All this started right after the Second World War with Taft-Hartley, the huge anti-labor campaigns and so on. Now there are companies which just do strike breaking. There are scientific and sophisticated techniques, and there’s plenty of clout behind it, a huge amount of corporate money, and the government supports it. And there isn’t much popular support. You could see it in the passage of the right-to-work law in Michigan, which was pretty shocking. That’s a labor state, and it turned that out a lot of union members voted for it. If you look at the propaganda, you can see why. First of the all, the very phrase “right to work”: It’s actually not right to work; it’s right to scrounge. What it means is a person can work in a factory and refuse to join the union so he doesn’t have to pay dues, and he’ll get all the protection that the union offers to others, the grievances and so on. He gets the protection, but doesn’t pay. That’s all that right-to-work means.

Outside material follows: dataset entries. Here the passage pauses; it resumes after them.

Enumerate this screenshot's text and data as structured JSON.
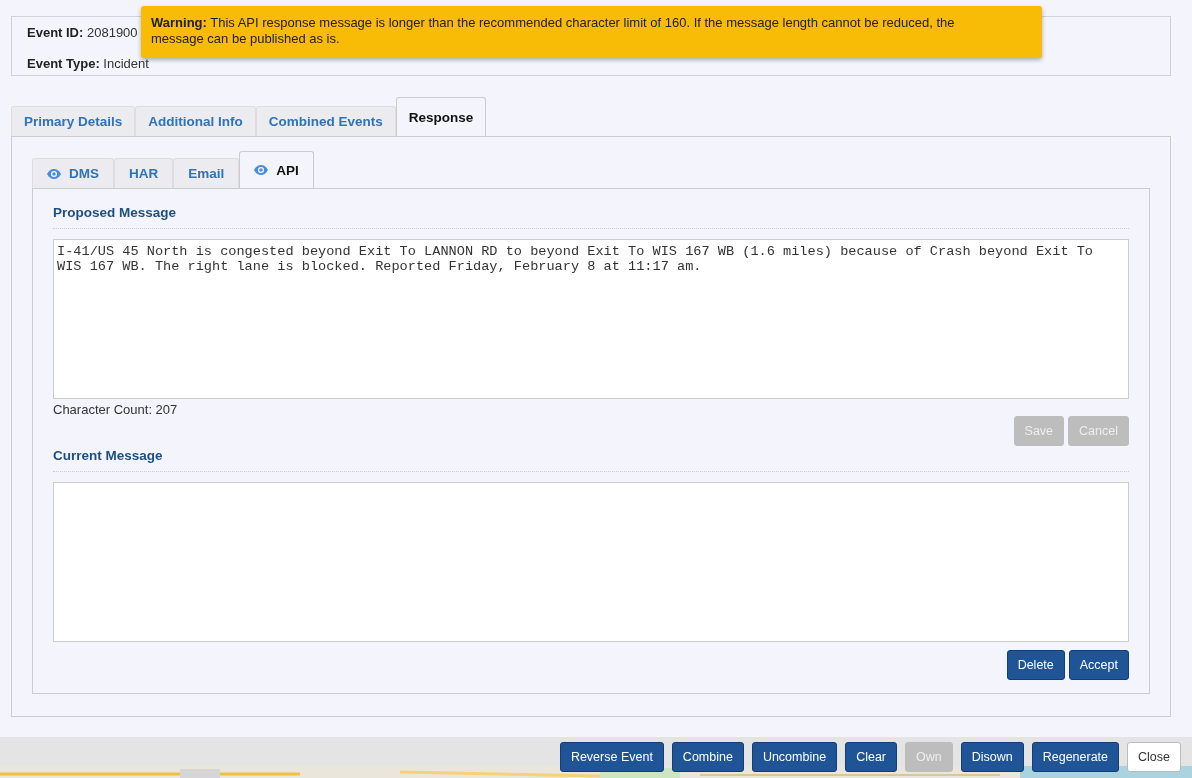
{
  "event_summary": {
    "fields": [
      {
        "label": "Event ID:",
        "value": "2081900"
      },
      {
        "label": "Event Type:",
        "value": "Incident"
      }
    ]
  },
  "warning": {
    "title": "Warning:",
    "message": "This API response message is longer than the recommended character limit of 160. If the message length cannot be reduced, the message can be published as is."
  },
  "tabs": [
    {
      "label": "Primary Details",
      "selected": false
    },
    {
      "label": "Additional Info",
      "selected": false
    },
    {
      "label": "Combined Events",
      "selected": false
    },
    {
      "label": "Response",
      "selected": true
    }
  ],
  "response_tabs": [
    {
      "label": "DMS",
      "selected": false,
      "previewed": true
    },
    {
      "label": "HAR",
      "selected": false,
      "previewed": false
    },
    {
      "label": "Email",
      "selected": false,
      "previewed": false
    },
    {
      "label": "API",
      "selected": true,
      "previewed": true
    }
  ],
  "proposed": {
    "heading": "Proposed Message",
    "value": "I-41/US 45 North is congested beyond Exit To LANNON RD to beyond Exit To WIS 167 WB (1.6 miles) because of Crash beyond Exit To WIS 167 WB. The right lane is blocked. Reported Friday, February 8 at 11:17 am.",
    "count": "Character Count: 207",
    "buttons": [
      {
        "label": "Save",
        "disabled": true
      },
      {
        "label": "Cancel",
        "disabled": true
      }
    ]
  },
  "current": {
    "heading": "Current Message",
    "buttons": [
      {
        "label": "Delete",
        "disabled": false
      },
      {
        "label": "Accept",
        "disabled": false
      }
    ]
  },
  "footer_buttons": [
    {
      "label": "Reverse Event",
      "kind": "primary",
      "disabled": false
    },
    {
      "label": "Combine",
      "kind": "primary",
      "disabled": false
    },
    {
      "label": "Uncombine",
      "kind": "primary",
      "disabled": false
    },
    {
      "label": "Clear",
      "kind": "primary",
      "disabled": false
    },
    {
      "label": "Own",
      "kind": "primary",
      "disabled": true
    },
    {
      "label": "Disown",
      "kind": "primary",
      "disabled": false
    },
    {
      "label": "Regenerate",
      "kind": "primary",
      "disabled": false
    },
    {
      "label": "Close",
      "kind": "default",
      "disabled": false
    }
  ]
}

It’s a technique for destroying labor. But the propaganda has been effective, and it’s best against public workers, librarians, firefighters, teachers or even workers in a unionized plant. They have jobs, they get pensions, they get health care. You are unemployed, you can’t a job. And if you get one, it’s part-time and you don’t get a pension. So they’re stealing from you, especially the public service workers who are leaning on taxes. They’re underpaid, relative to their skill level, and the reason they get pensions is because they take lower pay. It’s a trade-off. They say, okay, we’ll take lower wages, but you guarantee us our pension. But the propaganda works, and the administrations supported it.

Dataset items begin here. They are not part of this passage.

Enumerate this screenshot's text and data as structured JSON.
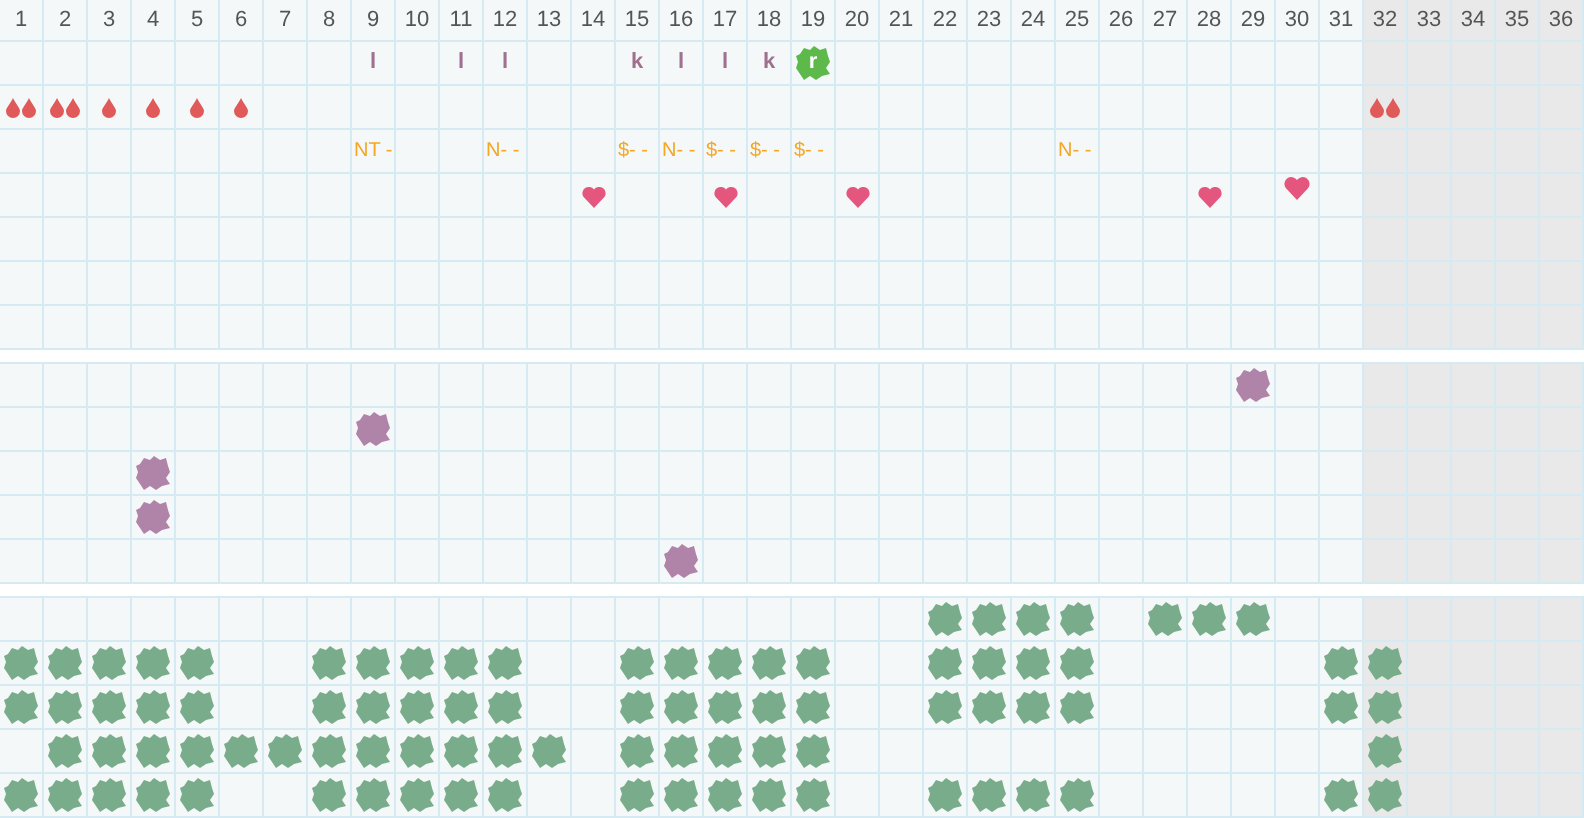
{
  "columns": [
    {
      "label": "1",
      "shaded": false
    },
    {
      "label": "2",
      "shaded": false
    },
    {
      "label": "3",
      "shaded": false
    },
    {
      "label": "4",
      "shaded": false
    },
    {
      "label": "5",
      "shaded": false
    },
    {
      "label": "6",
      "shaded": false
    },
    {
      "label": "7",
      "shaded": false
    },
    {
      "label": "8",
      "shaded": false
    },
    {
      "label": "9",
      "shaded": false
    },
    {
      "label": "10",
      "shaded": false
    },
    {
      "label": "11",
      "shaded": false
    },
    {
      "label": "12",
      "shaded": false
    },
    {
      "label": "13",
      "shaded": false
    },
    {
      "label": "14",
      "shaded": false
    },
    {
      "label": "15",
      "shaded": false
    },
    {
      "label": "16",
      "shaded": false
    },
    {
      "label": "17",
      "shaded": false
    },
    {
      "label": "18",
      "shaded": false
    },
    {
      "label": "19",
      "shaded": false
    },
    {
      "label": "20",
      "shaded": false
    },
    {
      "label": "21",
      "shaded": false
    },
    {
      "label": "22",
      "shaded": false
    },
    {
      "label": "23",
      "shaded": false
    },
    {
      "label": "24",
      "shaded": false
    },
    {
      "label": "25",
      "shaded": false
    },
    {
      "label": "26",
      "shaded": false
    },
    {
      "label": "27",
      "shaded": false
    },
    {
      "label": "28",
      "shaded": false
    },
    {
      "label": "29",
      "shaded": false
    },
    {
      "label": "30",
      "shaded": false
    },
    {
      "label": "31",
      "shaded": false
    },
    {
      "label": "32",
      "shaded": true
    },
    {
      "label": "33",
      "shaded": true
    },
    {
      "label": "34",
      "shaded": true
    },
    {
      "label": "35",
      "shaded": true
    },
    {
      "label": "36",
      "shaded": true
    }
  ],
  "sections": [
    {
      "rows": [
        [
          null,
          null,
          null,
          null,
          null,
          null,
          null,
          null,
          {
            "kind": "letter",
            "text": "l",
            "highlighted": false
          },
          null,
          {
            "kind": "letter",
            "text": "l",
            "highlighted": false
          },
          {
            "kind": "letter",
            "text": "l",
            "highlighted": false
          },
          null,
          null,
          {
            "kind": "letter",
            "text": "k",
            "highlighted": false
          },
          {
            "kind": "letter",
            "text": "l",
            "highlighted": false
          },
          {
            "kind": "letter",
            "text": "l",
            "highlighted": false
          },
          {
            "kind": "letter",
            "text": "k",
            "highlighted": false
          },
          {
            "kind": "letter",
            "text": "r",
            "highlighted": true
          },
          null,
          null,
          null,
          null,
          null,
          null,
          null,
          null,
          null,
          null,
          null,
          null,
          null,
          null,
          null,
          null,
          null
        ],
        [
          {
            "kind": "drop-pair"
          },
          {
            "kind": "drop-pair"
          },
          {
            "kind": "drop"
          },
          {
            "kind": "drop"
          },
          {
            "kind": "drop"
          },
          {
            "kind": "drop"
          },
          null,
          null,
          null,
          null,
          null,
          null,
          null,
          null,
          null,
          null,
          null,
          null,
          null,
          null,
          null,
          null,
          null,
          null,
          null,
          null,
          null,
          null,
          null,
          null,
          null,
          {
            "kind": "drop-pair"
          },
          null,
          null,
          null,
          null
        ],
        [
          null,
          null,
          null,
          null,
          null,
          null,
          null,
          null,
          {
            "kind": "label",
            "text": "NT -"
          },
          null,
          null,
          {
            "kind": "label",
            "text": "N- -"
          },
          null,
          null,
          {
            "kind": "label",
            "text": "$- -"
          },
          {
            "kind": "label",
            "text": "N- -"
          },
          {
            "kind": "label",
            "text": "$- -"
          },
          {
            "kind": "label",
            "text": "$- -"
          },
          {
            "kind": "label",
            "text": "$- -"
          },
          null,
          null,
          null,
          null,
          null,
          {
            "kind": "label",
            "text": "N- -"
          },
          null,
          null,
          null,
          null,
          null,
          null,
          null,
          null,
          null,
          null,
          null
        ],
        [
          null,
          null,
          null,
          null,
          null,
          null,
          null,
          null,
          null,
          null,
          null,
          null,
          null,
          {
            "kind": "heart",
            "raised": false
          },
          null,
          null,
          {
            "kind": "heart",
            "raised": false
          },
          null,
          null,
          {
            "kind": "heart",
            "raised": false
          },
          null,
          null,
          null,
          null,
          null,
          null,
          null,
          {
            "kind": "heart",
            "raised": false
          },
          null,
          {
            "kind": "heart",
            "raised": true
          },
          null,
          null,
          null,
          null,
          null,
          null
        ],
        [
          null,
          null,
          null,
          null,
          null,
          null,
          null,
          null,
          null,
          null,
          null,
          null,
          null,
          null,
          null,
          null,
          null,
          null,
          null,
          null,
          null,
          null,
          null,
          null,
          null,
          null,
          null,
          null,
          null,
          null,
          null,
          null,
          null,
          null,
          null,
          null
        ],
        [
          null,
          null,
          null,
          null,
          null,
          null,
          null,
          null,
          null,
          null,
          null,
          null,
          null,
          null,
          null,
          null,
          null,
          null,
          null,
          null,
          null,
          null,
          null,
          null,
          null,
          null,
          null,
          null,
          null,
          null,
          null,
          null,
          null,
          null,
          null,
          null
        ],
        [
          null,
          null,
          null,
          null,
          null,
          null,
          null,
          null,
          null,
          null,
          null,
          null,
          null,
          null,
          null,
          null,
          null,
          null,
          null,
          null,
          null,
          null,
          null,
          null,
          null,
          null,
          null,
          null,
          null,
          null,
          null,
          null,
          null,
          null,
          null,
          null
        ]
      ]
    },
    {
      "rows": [
        [
          null,
          null,
          null,
          null,
          null,
          null,
          null,
          null,
          null,
          null,
          null,
          null,
          null,
          null,
          null,
          null,
          null,
          null,
          null,
          null,
          null,
          null,
          null,
          null,
          null,
          null,
          null,
          null,
          {
            "kind": "blob",
            "color": "#b083a8"
          },
          null,
          null,
          null,
          null,
          null,
          null,
          null
        ],
        [
          null,
          null,
          null,
          null,
          null,
          null,
          null,
          null,
          {
            "kind": "blob",
            "color": "#b083a8"
          },
          null,
          null,
          null,
          null,
          null,
          null,
          null,
          null,
          null,
          null,
          null,
          null,
          null,
          null,
          null,
          null,
          null,
          null,
          null,
          null,
          null,
          null,
          null,
          null,
          null,
          null,
          null
        ],
        [
          null,
          null,
          null,
          {
            "kind": "blob",
            "color": "#b083a8"
          },
          null,
          null,
          null,
          null,
          null,
          null,
          null,
          null,
          null,
          null,
          null,
          null,
          null,
          null,
          null,
          null,
          null,
          null,
          null,
          null,
          null,
          null,
          null,
          null,
          null,
          null,
          null,
          null,
          null,
          null,
          null,
          null
        ],
        [
          null,
          null,
          null,
          {
            "kind": "blob",
            "color": "#b083a8"
          },
          null,
          null,
          null,
          null,
          null,
          null,
          null,
          null,
          null,
          null,
          null,
          null,
          null,
          null,
          null,
          null,
          null,
          null,
          null,
          null,
          null,
          null,
          null,
          null,
          null,
          null,
          null,
          null,
          null,
          null,
          null,
          null
        ],
        [
          null,
          null,
          null,
          null,
          null,
          null,
          null,
          null,
          null,
          null,
          null,
          null,
          null,
          null,
          null,
          {
            "kind": "blob",
            "color": "#b083a8"
          },
          null,
          null,
          null,
          null,
          null,
          null,
          null,
          null,
          null,
          null,
          null,
          null,
          null,
          null,
          null,
          null,
          null,
          null,
          null,
          null
        ]
      ]
    },
    {
      "rows": [
        [
          null,
          null,
          null,
          null,
          null,
          null,
          null,
          null,
          null,
          null,
          null,
          null,
          null,
          null,
          null,
          null,
          null,
          null,
          null,
          null,
          null,
          {
            "kind": "blob",
            "color": "#78ac8a"
          },
          {
            "kind": "blob",
            "color": "#78ac8a"
          },
          {
            "kind": "blob",
            "color": "#78ac8a"
          },
          {
            "kind": "blob",
            "color": "#78ac8a"
          },
          null,
          {
            "kind": "blob",
            "color": "#78ac8a"
          },
          {
            "kind": "blob",
            "color": "#78ac8a"
          },
          {
            "kind": "blob",
            "color": "#78ac8a"
          },
          null,
          null,
          null,
          null,
          null,
          null,
          null
        ],
        [
          {
            "kind": "blob",
            "color": "#78ac8a"
          },
          {
            "kind": "blob",
            "color": "#78ac8a"
          },
          {
            "kind": "blob",
            "color": "#78ac8a"
          },
          {
            "kind": "blob",
            "color": "#78ac8a"
          },
          {
            "kind": "blob",
            "color": "#78ac8a"
          },
          null,
          null,
          {
            "kind": "blob",
            "color": "#78ac8a"
          },
          {
            "kind": "blob",
            "color": "#78ac8a"
          },
          {
            "kind": "blob",
            "color": "#78ac8a"
          },
          {
            "kind": "blob",
            "color": "#78ac8a"
          },
          {
            "kind": "blob",
            "color": "#78ac8a"
          },
          null,
          null,
          {
            "kind": "blob",
            "color": "#78ac8a"
          },
          {
            "kind": "blob",
            "color": "#78ac8a"
          },
          {
            "kind": "blob",
            "color": "#78ac8a"
          },
          {
            "kind": "blob",
            "color": "#78ac8a"
          },
          {
            "kind": "blob",
            "color": "#78ac8a"
          },
          null,
          null,
          {
            "kind": "blob",
            "color": "#78ac8a"
          },
          {
            "kind": "blob",
            "color": "#78ac8a"
          },
          {
            "kind": "blob",
            "color": "#78ac8a"
          },
          {
            "kind": "blob",
            "color": "#78ac8a"
          },
          null,
          null,
          null,
          null,
          null,
          {
            "kind": "blob",
            "color": "#78ac8a"
          },
          {
            "kind": "blob",
            "color": "#78ac8a"
          },
          null,
          null,
          null,
          null
        ],
        [
          {
            "kind": "blob",
            "color": "#78ac8a"
          },
          {
            "kind": "blob",
            "color": "#78ac8a"
          },
          {
            "kind": "blob",
            "color": "#78ac8a"
          },
          {
            "kind": "blob",
            "color": "#78ac8a"
          },
          {
            "kind": "blob",
            "color": "#78ac8a"
          },
          null,
          null,
          {
            "kind": "blob",
            "color": "#78ac8a"
          },
          {
            "kind": "blob",
            "color": "#78ac8a"
          },
          {
            "kind": "blob",
            "color": "#78ac8a"
          },
          {
            "kind": "blob",
            "color": "#78ac8a"
          },
          {
            "kind": "blob",
            "color": "#78ac8a"
          },
          null,
          null,
          {
            "kind": "blob",
            "color": "#78ac8a"
          },
          {
            "kind": "blob",
            "color": "#78ac8a"
          },
          {
            "kind": "blob",
            "color": "#78ac8a"
          },
          {
            "kind": "blob",
            "color": "#78ac8a"
          },
          {
            "kind": "blob",
            "color": "#78ac8a"
          },
          null,
          null,
          {
            "kind": "blob",
            "color": "#78ac8a"
          },
          {
            "kind": "blob",
            "color": "#78ac8a"
          },
          {
            "kind": "blob",
            "color": "#78ac8a"
          },
          {
            "kind": "blob",
            "color": "#78ac8a"
          },
          null,
          null,
          null,
          null,
          null,
          {
            "kind": "blob",
            "color": "#78ac8a"
          },
          {
            "kind": "blob",
            "color": "#78ac8a"
          },
          null,
          null,
          null,
          null
        ],
        [
          null,
          {
            "kind": "blob",
            "color": "#78ac8a"
          },
          {
            "kind": "blob",
            "color": "#78ac8a"
          },
          {
            "kind": "blob",
            "color": "#78ac8a"
          },
          {
            "kind": "blob",
            "color": "#78ac8a"
          },
          {
            "kind": "blob",
            "color": "#78ac8a"
          },
          {
            "kind": "blob",
            "color": "#78ac8a"
          },
          {
            "kind": "blob",
            "color": "#78ac8a"
          },
          {
            "kind": "blob",
            "color": "#78ac8a"
          },
          {
            "kind": "blob",
            "color": "#78ac8a"
          },
          {
            "kind": "blob",
            "color": "#78ac8a"
          },
          {
            "kind": "blob",
            "color": "#78ac8a"
          },
          {
            "kind": "blob",
            "color": "#78ac8a"
          },
          null,
          {
            "kind": "blob",
            "color": "#78ac8a"
          },
          {
            "kind": "blob",
            "color": "#78ac8a"
          },
          {
            "kind": "blob",
            "color": "#78ac8a"
          },
          {
            "kind": "blob",
            "color": "#78ac8a"
          },
          {
            "kind": "blob",
            "color": "#78ac8a"
          },
          null,
          null,
          null,
          null,
          null,
          null,
          null,
          null,
          null,
          null,
          null,
          null,
          {
            "kind": "blob",
            "color": "#78ac8a"
          },
          null,
          null,
          null,
          null
        ],
        [
          {
            "kind": "blob",
            "color": "#78ac8a"
          },
          {
            "kind": "blob",
            "color": "#78ac8a"
          },
          {
            "kind": "blob",
            "color": "#78ac8a"
          },
          {
            "kind": "blob",
            "color": "#78ac8a"
          },
          {
            "kind": "blob",
            "color": "#78ac8a"
          },
          null,
          null,
          {
            "kind": "blob",
            "color": "#78ac8a"
          },
          {
            "kind": "blob",
            "color": "#78ac8a"
          },
          {
            "kind": "blob",
            "color": "#78ac8a"
          },
          {
            "kind": "blob",
            "color": "#78ac8a"
          },
          {
            "kind": "blob",
            "color": "#78ac8a"
          },
          null,
          null,
          {
            "kind": "blob",
            "color": "#78ac8a"
          },
          {
            "kind": "blob",
            "color": "#78ac8a"
          },
          {
            "kind": "blob",
            "color": "#78ac8a"
          },
          {
            "kind": "blob",
            "color": "#78ac8a"
          },
          {
            "kind": "blob",
            "color": "#78ac8a"
          },
          null,
          null,
          {
            "kind": "blob",
            "color": "#78ac8a"
          },
          {
            "kind": "blob",
            "color": "#78ac8a"
          },
          {
            "kind": "blob",
            "color": "#78ac8a"
          },
          {
            "kind": "blob",
            "color": "#78ac8a"
          },
          null,
          null,
          null,
          null,
          null,
          {
            "kind": "blob",
            "color": "#78ac8a"
          },
          {
            "kind": "blob",
            "color": "#78ac8a"
          },
          null,
          null,
          null,
          null
        ]
      ]
    }
  ]
}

When Obama declares a freeze on pay for federal workers, he’s saying that we’re not going to raise taxes on the rich but that we are going to raise taxes on you, because a freeze on public workers is identical to a tax increase. The whole technique of demonizing labor and “corrupt union leaders”—I mean, this goes way back.

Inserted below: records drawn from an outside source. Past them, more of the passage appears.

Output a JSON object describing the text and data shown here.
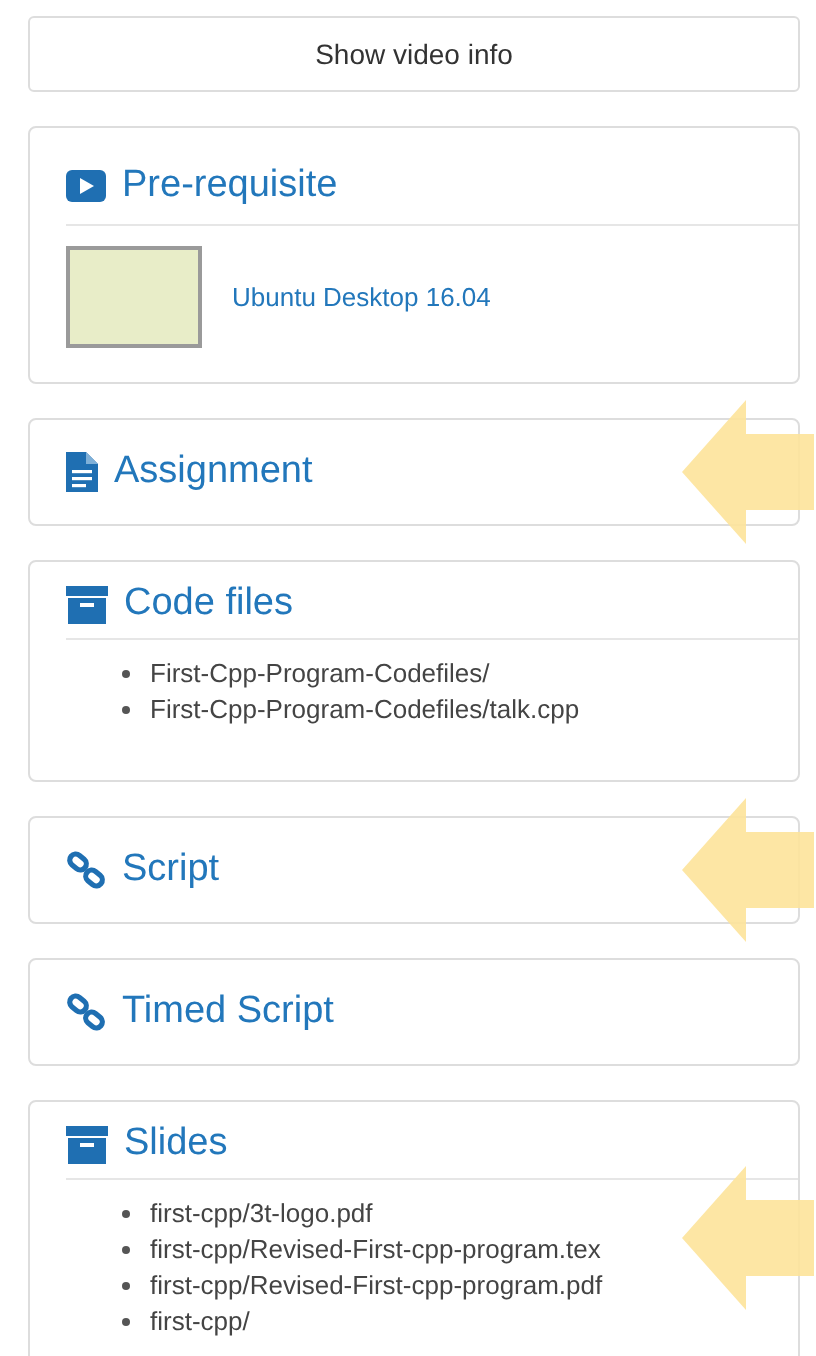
{
  "video_info_button": {
    "label": "Show video info"
  },
  "sections": [
    {
      "kind": "prerequisite",
      "title": "Pre-requisite",
      "link": "Ubuntu Desktop 16.04",
      "arrow": false
    },
    {
      "kind": "assignment",
      "title": "Assignment",
      "arrow": true
    },
    {
      "kind": "files",
      "title": "Code files",
      "items": [
        "First-Cpp-Program-Codefiles/",
        "First-Cpp-Program-Codefiles/talk.cpp"
      ],
      "arrow": false
    },
    {
      "kind": "link",
      "title": "Script",
      "arrow": true
    },
    {
      "kind": "link",
      "title": "Timed Script",
      "arrow": false
    },
    {
      "kind": "files",
      "title": "Slides",
      "items": [
        "first-cpp/3t-logo.pdf",
        "first-cpp/Revised-First-cpp-program.tex",
        "first-cpp/Revised-First-cpp-program.pdf",
        "first-cpp/"
      ],
      "arrow": true
    }
  ]
}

In the early 1950s there were two movies that came out about the same time. One was Salt of the Earth, a marvelous low-budget movie. It was about a strike that was eventually won. I think a Mexican woman was leading it. It was a very well-done movie, but nobody ever heard of it. There was another movie that came out at the same time called On the Waterfront, starring Marlon Brando, and it was about a corrupt union leader and the good, honest workman, you know, Joe with his pail and stuff. They finally got together. Marlon Brando kind of organized them, and the thing ends up with Marlon Brando throwing the union organizer into the ocean or something like that. Now that was a big hit. Incidentally, it was directed by Elia Kazan, who was supposedly a rather progressive director. But the point was to get people to hate the unions because they’re all a bunch of corrupt gangsters and they’re just stealing from you honest workmen and so on. And this is just one piece of an enormous campaign. By the time some of the scholarship came out on it, I was shocked by the scale. I had been following it, but had no idea. And it’s had an effect.